Step 3 — Wire it up with a fallback

const exec = await client.execute({ /* …quote params… */ });
const tx = exec.data.transactionRequest;
const spender = exec.data.estimate.approvalAddress ?? tx.to; // SuperSwap: DiamondShell
const amount = BigInt(exec.data.estimate.fromAmount);

let swapHash: string | undefined;

// Native input → no approval, send swap directly.
if (fromToken === "0x0000000000000000000000000000000000000000") {
  swapHash = await wallet.sendTransaction(tx);
} else if (await supportsAtomicBatch(config, account, chainId)) {
  // 1-tap: approve + swap in a single signature.
  swapHash = await sendAtomicApproveAndSwap(config, {
    account, chainId,
    token: fromToken, spender, amount,
    swap: { to: tx.to, data: tx.data, value: BigInt(tx.value ?? 0) },
  });
} else {
  // Fallback: classic two-step.
  await wallet.writeContract({
    address: fromToken, abi: erc20Abi, functionName: "approve",
    args: [spender, amount],
  });
  swapHash = await wallet.sendTransaction(tx);
}

// Track to completion either way.
const status = await client.getStatus({ txHash: swapHash, fromChain, toChain });
The branch is invisible to the user — both paths converge on the same swap tx hash, so your status polling and UI stay identical.

Caveats

  • Probe per chain, not once.

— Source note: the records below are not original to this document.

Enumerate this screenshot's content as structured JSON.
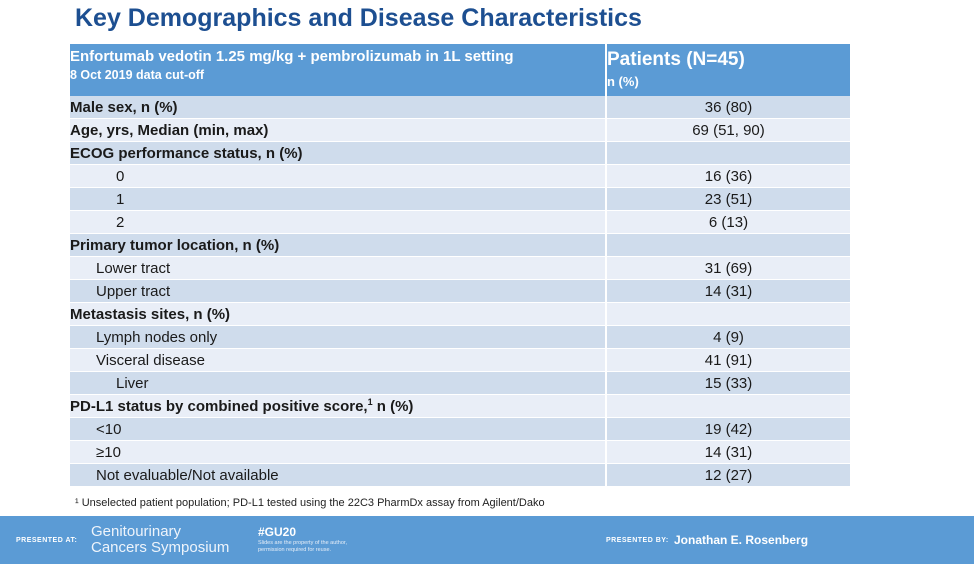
{
  "title": "Key Demographics and Disease Characteristics",
  "table": {
    "header": {
      "left_line1": "Enfortumab vedotin 1.25 mg/kg + pembrolizumab in 1L setting",
      "left_line2": "8 Oct 2019 data cut-off",
      "right_line1": "Patients (N=45)",
      "right_line2": "n (%)"
    },
    "rows": [
      {
        "label": "Male sex, n (%)",
        "value": "36 (80)",
        "level": 0
      },
      {
        "label": "Age, yrs, Median (min, max)",
        "value": "69 (51, 90)",
        "level": 0
      },
      {
        "label": "ECOG performance status, n (%)",
        "value": "",
        "level": 0
      },
      {
        "label": "0",
        "value": "16 (36)",
        "level": 3
      },
      {
        "label": "1",
        "value": "23 (51)",
        "level": 3
      },
      {
        "label": "2",
        "value": "6 (13)",
        "level": 3
      },
      {
        "label": "Primary tumor location, n (%)",
        "value": "",
        "level": 0
      },
      {
        "label": "Lower tract",
        "value": "31 (69)",
        "level": 1
      },
      {
        "label": "Upper tract",
        "value": "14 (31)",
        "level": 1
      },
      {
        "label": "Metastasis sites, n (%)",
        "value": "",
        "level": 0
      },
      {
        "label": "Lymph nodes only",
        "value": "4 (9)",
        "level": 1
      },
      {
        "label": "Visceral disease",
        "value": "41 (91)",
        "level": 1
      },
      {
        "label": "Liver",
        "value": "15 (33)",
        "level": 2
      },
      {
        "label": "PD-L1 status by combined positive score,",
        "sup": "1",
        "label_suffix": " n (%)",
        "value": "",
        "level": 0
      },
      {
        "label": "<10",
        "value": "19 (42)",
        "level": 1
      },
      {
        "label": "≥10",
        "value": "14 (31)",
        "level": 1
      },
      {
        "label": "Not evaluable/Not available",
        "value": "12 (27)",
        "level": 1
      }
    ]
  },
  "footnote": "¹ Unselected patient population; PD-L1 tested using the 22C3 PharmDx assay from Agilent/Dako",
  "footer": {
    "presented_at": "PRESENTED AT:",
    "logo_line1": "Genitourinary",
    "logo_line2": "Cancers Symposium",
    "hashtag": "#GU20",
    "disclaimer": "Slides are the property of the author, permission required for reuse.",
    "presented_by": "PRESENTED BY:",
    "presenter": "Jonathan E. Rosenberg"
  },
  "colors": {
    "title": "#1d4f91",
    "header": "#5b9bd5",
    "band_dark": "#cfdcec",
    "band_light": "#e9eef7"
  }
}
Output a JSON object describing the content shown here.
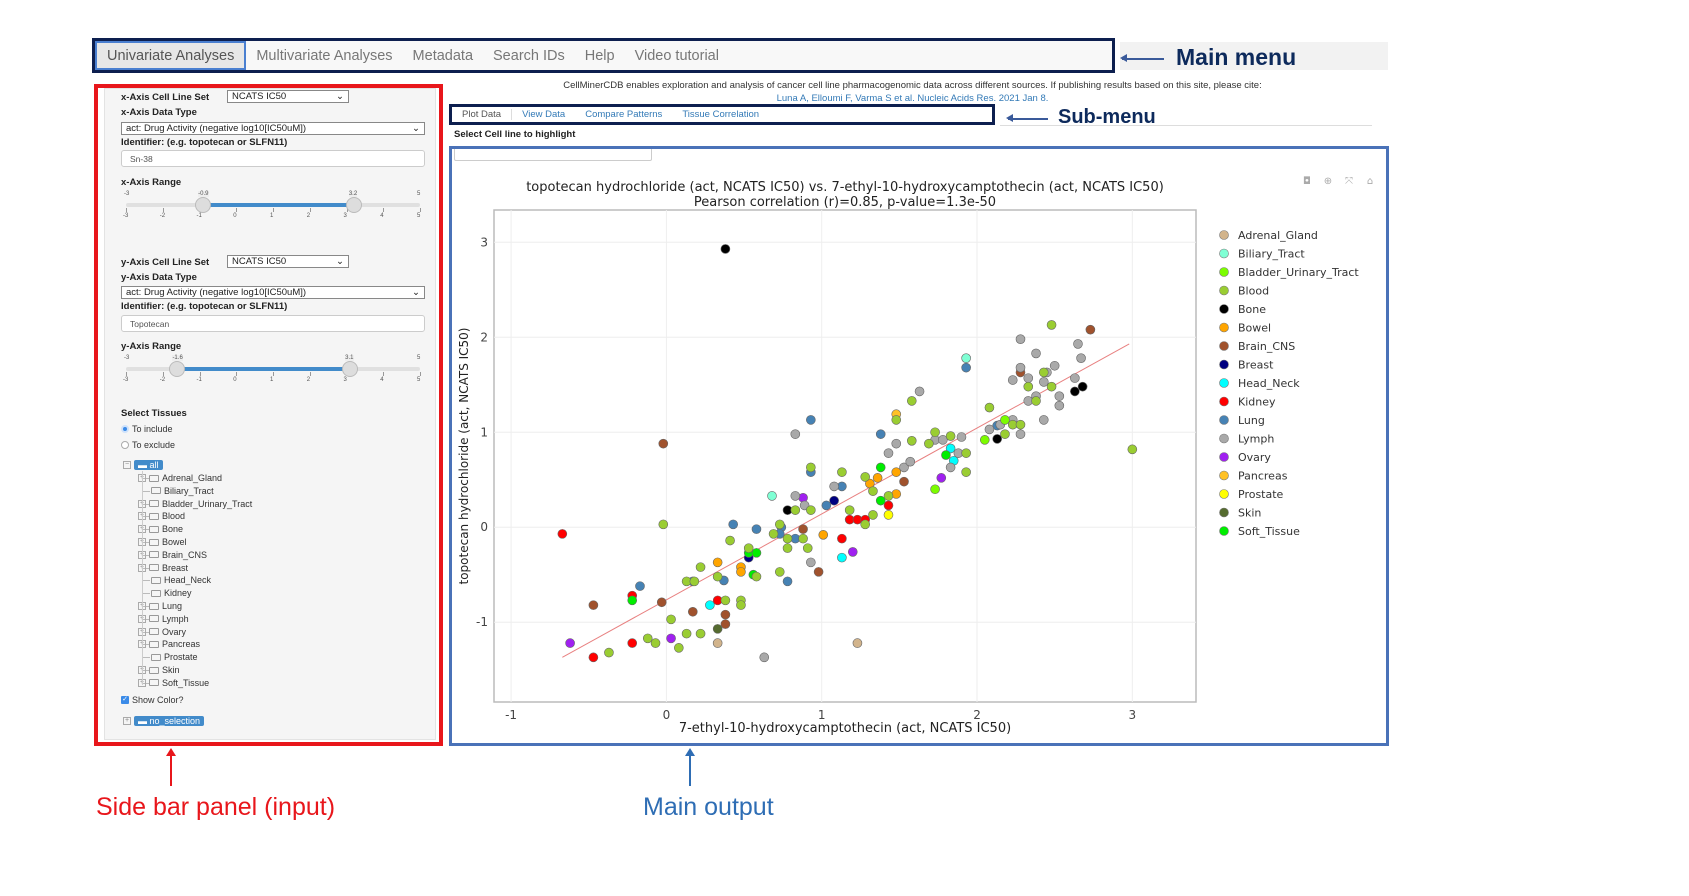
{
  "main_menu": {
    "tabs": [
      "Univariate Analyses",
      "Multivariate Analyses",
      "Metadata",
      "Search IDs",
      "Help",
      "Video tutorial"
    ],
    "active": "Univariate Analyses"
  },
  "annotations": {
    "main_menu": "Main menu",
    "sub_menu": "Sub-menu",
    "sidebar": "Side bar panel (input)",
    "main_output": "Main output",
    "colors": {
      "main_menu": "#0d1f4f",
      "sidebar": "#e8161b",
      "main_output": "#4a72b8",
      "sidebar_label": "#e8161b",
      "output_label": "#2e6db4"
    }
  },
  "intro": {
    "text": "CellMinerCDB enables exploration and analysis of cancer cell line pharmacogenomic data across different sources. If publishing results based on this site, please cite:",
    "citation": "Luna A, Elloumi F, Varma S et al. Nucleic Acids Res. 2021 Jan 8."
  },
  "sidebar": {
    "x_cell_line_set_label": "x-Axis Cell Line Set",
    "x_cell_line_set": "NCATS IC50",
    "x_data_type_label": "x-Axis Data Type",
    "x_data_type": "act: Drug Activity (negative log10[IC50uM])",
    "x_identifier_label": "Identifier: (e.g. topotecan or SLFN11)",
    "x_identifier": "Sn-38",
    "x_range_label": "x-Axis Range",
    "x_range": {
      "min": -3,
      "max": 5,
      "low": -0.9,
      "high": 3.2,
      "ticks": [
        "-3",
        "-2",
        "-1",
        "0",
        "1",
        "2",
        "3",
        "4",
        "5"
      ],
      "min_label": "-3",
      "max_label": "5",
      "low_label": "-0.9",
      "high_label": "3.2"
    },
    "y_cell_line_set_label": "y-Axis Cell Line Set",
    "y_cell_line_set": "NCATS IC50",
    "y_data_type_label": "y-Axis Data Type",
    "y_data_type": "act: Drug Activity (negative log10[IC50uM])",
    "y_identifier_label": "Identifier: (e.g. topotecan or SLFN11)",
    "y_identifier": "Topotecan",
    "y_range_label": "y-Axis Range",
    "y_range": {
      "min": -3,
      "max": 5,
      "low": -1.6,
      "high": 3.1,
      "ticks": [
        "-3",
        "-2",
        "-1",
        "0",
        "1",
        "2",
        "3",
        "4",
        "5"
      ],
      "min_label": "-3",
      "max_label": "5",
      "low_label": "-1.6",
      "high_label": "3.1"
    },
    "select_tissues_label": "Select Tissues",
    "include_label": "To include",
    "exclude_label": "To exclude",
    "include_selected": true,
    "tree_root": "all",
    "tree_items": [
      {
        "label": "Adrenal_Gland",
        "expandable": true
      },
      {
        "label": "Biliary_Tract",
        "expandable": false
      },
      {
        "label": "Bladder_Urinary_Tract",
        "expandable": true
      },
      {
        "label": "Blood",
        "expandable": true
      },
      {
        "label": "Bone",
        "expandable": true
      },
      {
        "label": "Bowel",
        "expandable": true
      },
      {
        "label": "Brain_CNS",
        "expandable": true
      },
      {
        "label": "Breast",
        "expandable": true
      },
      {
        "label": "Head_Neck",
        "expandable": false
      },
      {
        "label": "Kidney",
        "expandable": false
      },
      {
        "label": "Lung",
        "expandable": true
      },
      {
        "label": "Lymph",
        "expandable": true
      },
      {
        "label": "Ovary",
        "expandable": true
      },
      {
        "label": "Pancreas",
        "expandable": true
      },
      {
        "label": "Prostate",
        "expandable": false
      },
      {
        "label": "Skin",
        "expandable": true
      },
      {
        "label": "Soft_Tissue",
        "expandable": true
      }
    ],
    "show_color_label": "Show Color?",
    "show_color": true,
    "no_selection": "no_selection"
  },
  "sub_menu": {
    "tabs": [
      "Plot Data",
      "View Data",
      "Compare Patterns",
      "Tissue Correlation"
    ],
    "active": "Plot Data",
    "highlight_label": "Select Cell line to highlight",
    "highlight_value": ""
  },
  "chart_data": {
    "type": "scatter",
    "title": "topotecan hydrochloride (act, NCATS IC50) vs. 7-ethyl-10-hydroxycamptothecin (act, NCATS IC50)",
    "subtitle": "Pearson correlation (r)=0.85, p-value=1.3e-50",
    "xlabel": "7-ethyl-10-hydroxycamptothecin (act, NCATS IC50)",
    "ylabel": "topotecan hydrochloride (act, NCATS IC50)",
    "xlim": [
      -1.11,
      3.41
    ],
    "ylim": [
      -1.84,
      3.34
    ],
    "xticks": [
      "-1",
      "0",
      "1",
      "2",
      "3"
    ],
    "yticks": [
      "-1",
      "0",
      "1",
      "2",
      "3"
    ],
    "grid": true,
    "legend_position": "right",
    "trendline": {
      "color": "#e88080",
      "from": [
        -0.67,
        -1.37
      ],
      "to": [
        2.98,
        1.93
      ]
    },
    "legend": [
      {
        "name": "Adrenal_Gland",
        "color": "#d2b48c"
      },
      {
        "name": "Biliary_Tract",
        "color": "#7fffd4"
      },
      {
        "name": "Bladder_Urinary_Tract",
        "color": "#7cfc00"
      },
      {
        "name": "Blood",
        "color": "#9acd32"
      },
      {
        "name": "Bone",
        "color": "#000000"
      },
      {
        "name": "Bowel",
        "color": "#ffa500"
      },
      {
        "name": "Brain_CNS",
        "color": "#a0522d"
      },
      {
        "name": "Breast",
        "color": "#000080"
      },
      {
        "name": "Head_Neck",
        "color": "#00ffff"
      },
      {
        "name": "Kidney",
        "color": "#ff0000"
      },
      {
        "name": "Lung",
        "color": "#4682b4"
      },
      {
        "name": "Lymph",
        "color": "#a9a9a9"
      },
      {
        "name": "Ovary",
        "color": "#a020f0"
      },
      {
        "name": "Pancreas",
        "color": "#ffc125"
      },
      {
        "name": "Prostate",
        "color": "#ffff00"
      },
      {
        "name": "Skin",
        "color": "#556b2f"
      },
      {
        "name": "Soft_Tissue",
        "color": "#00ee00"
      }
    ],
    "points": [
      [
        0.38,
        2.93,
        "Bone"
      ],
      [
        0.78,
        0.18,
        "Bone"
      ],
      [
        2.13,
        0.93,
        "Bone"
      ],
      [
        2.63,
        1.43,
        "Bone"
      ],
      [
        2.68,
        1.48,
        "Bone"
      ],
      [
        -0.02,
        0.88,
        "Brain_CNS"
      ],
      [
        -0.47,
        -0.82,
        "Brain_CNS"
      ],
      [
        -0.03,
        -0.79,
        "Brain_CNS"
      ],
      [
        0.17,
        -0.89,
        "Brain_CNS"
      ],
      [
        0.38,
        -0.92,
        "Brain_CNS"
      ],
      [
        0.38,
        -1.02,
        "Brain_CNS"
      ],
      [
        0.88,
        -0.02,
        "Brain_CNS"
      ],
      [
        0.98,
        -0.47,
        "Brain_CNS"
      ],
      [
        1.53,
        0.48,
        "Brain_CNS"
      ],
      [
        2.28,
        1.63,
        "Brain_CNS"
      ],
      [
        2.73,
        2.08,
        "Brain_CNS"
      ],
      [
        -0.67,
        -0.07,
        "Kidney"
      ],
      [
        -0.47,
        -1.37,
        "Kidney"
      ],
      [
        -0.22,
        -1.22,
        "Kidney"
      ],
      [
        -0.22,
        -0.72,
        "Kidney"
      ],
      [
        0.33,
        -0.77,
        "Kidney"
      ],
      [
        1.13,
        -0.12,
        "Kidney"
      ],
      [
        1.18,
        0.08,
        "Kidney"
      ],
      [
        1.23,
        0.08,
        "Kidney"
      ],
      [
        1.28,
        0.08,
        "Kidney"
      ],
      [
        1.43,
        0.23,
        "Kidney"
      ],
      [
        -0.62,
        -1.22,
        "Ovary"
      ],
      [
        0.03,
        -1.17,
        "Ovary"
      ],
      [
        0.88,
        0.31,
        "Ovary"
      ],
      [
        1.2,
        -0.26,
        "Ovary"
      ],
      [
        1.77,
        0.52,
        "Ovary"
      ],
      [
        0.28,
        -0.82,
        "Head_Neck"
      ],
      [
        1.13,
        -0.32,
        "Head_Neck"
      ],
      [
        1.83,
        0.83,
        "Head_Neck"
      ],
      [
        1.85,
        0.7,
        "Head_Neck"
      ],
      [
        0.68,
        0.33,
        "Biliary_Tract"
      ],
      [
        1.93,
        1.78,
        "Biliary_Tract"
      ],
      [
        0.53,
        -0.32,
        "Breast"
      ],
      [
        1.08,
        0.28,
        "Breast"
      ],
      [
        -0.17,
        -0.62,
        "Lung"
      ],
      [
        0.17,
        -0.57,
        "Lung"
      ],
      [
        0.37,
        -0.56,
        "Lung"
      ],
      [
        0.43,
        0.03,
        "Lung"
      ],
      [
        0.58,
        -0.02,
        "Lung"
      ],
      [
        0.74,
        0.0,
        "Lung"
      ],
      [
        0.73,
        -0.07,
        "Lung"
      ],
      [
        0.83,
        -0.12,
        "Lung"
      ],
      [
        0.78,
        -0.57,
        "Lung"
      ],
      [
        0.93,
        1.13,
        "Lung"
      ],
      [
        0.93,
        0.58,
        "Lung"
      ],
      [
        1.03,
        0.23,
        "Lung"
      ],
      [
        1.13,
        0.43,
        "Lung"
      ],
      [
        1.38,
        0.98,
        "Lung"
      ],
      [
        1.93,
        1.68,
        "Lung"
      ],
      [
        2.13,
        1.07,
        "Lung"
      ],
      [
        0.63,
        -1.37,
        "Lymph"
      ],
      [
        0.83,
        0.98,
        "Lymph"
      ],
      [
        0.83,
        0.33,
        "Lymph"
      ],
      [
        0.89,
        0.23,
        "Lymph"
      ],
      [
        0.93,
        -0.37,
        "Lymph"
      ],
      [
        1.08,
        0.43,
        "Lymph"
      ],
      [
        1.43,
        0.78,
        "Lymph"
      ],
      [
        1.48,
        0.88,
        "Lymph"
      ],
      [
        1.53,
        0.63,
        "Lymph"
      ],
      [
        1.57,
        0.69,
        "Lymph"
      ],
      [
        1.63,
        1.43,
        "Lymph"
      ],
      [
        1.73,
        0.92,
        "Lymph"
      ],
      [
        1.78,
        0.92,
        "Lymph"
      ],
      [
        1.9,
        0.95,
        "Lymph"
      ],
      [
        1.83,
        0.63,
        "Lymph"
      ],
      [
        1.88,
        0.78,
        "Lymph"
      ],
      [
        2.08,
        1.03,
        "Lymph"
      ],
      [
        2.15,
        1.08,
        "Lymph"
      ],
      [
        2.23,
        1.13,
        "Lymph"
      ],
      [
        2.28,
        0.98,
        "Lymph"
      ],
      [
        2.23,
        1.55,
        "Lymph"
      ],
      [
        2.28,
        1.98,
        "Lymph"
      ],
      [
        2.28,
        1.68,
        "Lymph"
      ],
      [
        2.33,
        1.57,
        "Lymph"
      ],
      [
        2.38,
        1.83,
        "Lymph"
      ],
      [
        2.33,
        1.33,
        "Lymph"
      ],
      [
        2.38,
        1.38,
        "Lymph"
      ],
      [
        2.43,
        1.13,
        "Lymph"
      ],
      [
        2.43,
        1.53,
        "Lymph"
      ],
      [
        2.45,
        1.63,
        "Lymph"
      ],
      [
        2.5,
        1.7,
        "Lymph"
      ],
      [
        2.53,
        1.38,
        "Lymph"
      ],
      [
        2.53,
        1.28,
        "Lymph"
      ],
      [
        2.63,
        1.57,
        "Lymph"
      ],
      [
        2.65,
        1.93,
        "Lymph"
      ],
      [
        2.67,
        1.78,
        "Lymph"
      ],
      [
        0.33,
        -1.22,
        "Adrenal_Gland"
      ],
      [
        1.23,
        -1.22,
        "Adrenal_Gland"
      ],
      [
        0.33,
        -0.37,
        "Bowel"
      ],
      [
        0.48,
        -0.42,
        "Bowel"
      ],
      [
        0.48,
        -0.47,
        "Bowel"
      ],
      [
        1.01,
        -0.08,
        "Bowel"
      ],
      [
        1.31,
        0.46,
        "Bowel"
      ],
      [
        1.36,
        0.52,
        "Bowel"
      ],
      [
        1.48,
        0.58,
        "Bowel"
      ],
      [
        1.48,
        0.35,
        "Bowel"
      ],
      [
        1.48,
        1.19,
        "Pancreas"
      ],
      [
        1.43,
        0.13,
        "Prostate"
      ],
      [
        -0.22,
        -0.77,
        "Soft_Tissue"
      ],
      [
        0.53,
        -0.27,
        "Soft_Tissue"
      ],
      [
        0.58,
        -0.27,
        "Soft_Tissue"
      ],
      [
        0.56,
        -0.5,
        "Soft_Tissue"
      ],
      [
        1.38,
        0.63,
        "Soft_Tissue"
      ],
      [
        1.38,
        0.28,
        "Soft_Tissue"
      ],
      [
        1.8,
        0.76,
        "Soft_Tissue"
      ],
      [
        1.73,
        0.4,
        "Bladder_Urinary_Tract"
      ],
      [
        2.05,
        0.92,
        "Bladder_Urinary_Tract"
      ],
      [
        2.18,
        1.13,
        "Bladder_Urinary_Tract"
      ],
      [
        0.33,
        -1.07,
        "Skin"
      ],
      [
        -0.37,
        -1.32,
        "Blood"
      ],
      [
        -0.12,
        -1.17,
        "Blood"
      ],
      [
        -0.07,
        -1.22,
        "Blood"
      ],
      [
        -0.02,
        0.03,
        "Blood"
      ],
      [
        0.03,
        -0.97,
        "Blood"
      ],
      [
        0.08,
        -1.27,
        "Blood"
      ],
      [
        0.13,
        -1.12,
        "Blood"
      ],
      [
        0.13,
        -0.57,
        "Blood"
      ],
      [
        0.18,
        -0.57,
        "Blood"
      ],
      [
        0.22,
        -0.42,
        "Blood"
      ],
      [
        0.22,
        -1.12,
        "Blood"
      ],
      [
        0.33,
        -0.52,
        "Blood"
      ],
      [
        0.38,
        -0.77,
        "Blood"
      ],
      [
        0.41,
        -0.14,
        "Blood"
      ],
      [
        0.48,
        -0.77,
        "Blood"
      ],
      [
        0.48,
        -0.82,
        "Blood"
      ],
      [
        0.53,
        -0.22,
        "Blood"
      ],
      [
        0.58,
        -0.52,
        "Blood"
      ],
      [
        0.69,
        -0.07,
        "Blood"
      ],
      [
        0.73,
        0.03,
        "Blood"
      ],
      [
        0.73,
        -0.47,
        "Blood"
      ],
      [
        0.78,
        -0.12,
        "Blood"
      ],
      [
        0.78,
        -0.22,
        "Blood"
      ],
      [
        0.83,
        0.18,
        "Blood"
      ],
      [
        0.88,
        -0.12,
        "Blood"
      ],
      [
        0.91,
        -0.22,
        "Blood"
      ],
      [
        0.93,
        0.63,
        "Blood"
      ],
      [
        0.93,
        0.18,
        "Blood"
      ],
      [
        1.13,
        0.58,
        "Blood"
      ],
      [
        1.18,
        0.18,
        "Blood"
      ],
      [
        1.28,
        0.53,
        "Blood"
      ],
      [
        1.28,
        0.03,
        "Blood"
      ],
      [
        1.33,
        0.38,
        "Blood"
      ],
      [
        1.33,
        0.13,
        "Blood"
      ],
      [
        1.43,
        0.33,
        "Blood"
      ],
      [
        1.48,
        1.13,
        "Blood"
      ],
      [
        1.58,
        1.33,
        "Blood"
      ],
      [
        1.58,
        0.91,
        "Blood"
      ],
      [
        1.69,
        0.88,
        "Blood"
      ],
      [
        1.73,
        1.0,
        "Blood"
      ],
      [
        1.83,
        0.96,
        "Blood"
      ],
      [
        1.93,
        0.78,
        "Blood"
      ],
      [
        1.93,
        0.58,
        "Blood"
      ],
      [
        2.08,
        1.26,
        "Blood"
      ],
      [
        2.18,
        0.98,
        "Blood"
      ],
      [
        2.23,
        1.08,
        "Blood"
      ],
      [
        2.28,
        1.08,
        "Blood"
      ],
      [
        2.33,
        1.48,
        "Blood"
      ],
      [
        2.38,
        1.33,
        "Blood"
      ],
      [
        2.43,
        1.63,
        "Blood"
      ],
      [
        2.48,
        1.48,
        "Blood"
      ],
      [
        2.48,
        2.13,
        "Blood"
      ],
      [
        3.0,
        0.82,
        "Blood"
      ]
    ]
  },
  "modebar": [
    "camera-icon",
    "zoom-icon",
    "autoscale-icon",
    "reset-icon"
  ]
}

Support is (account, chain)-scoped. A wallet may batch on Base but not on another chain — re-check on every execute.
  • Don’t hard-fail on capability errors. Older wallets and connectors throw or return nothing from getCapabilities; that’s a fall-back signal, not an error.
  • Tolerant status checks. waitForCallsStatus status values have varied across viem and wallet versions. Only treat an explicit failure/reverted as a failure — anything else with a receipt is done.
  • Native inputs skip all of this — there’s nothing to approve.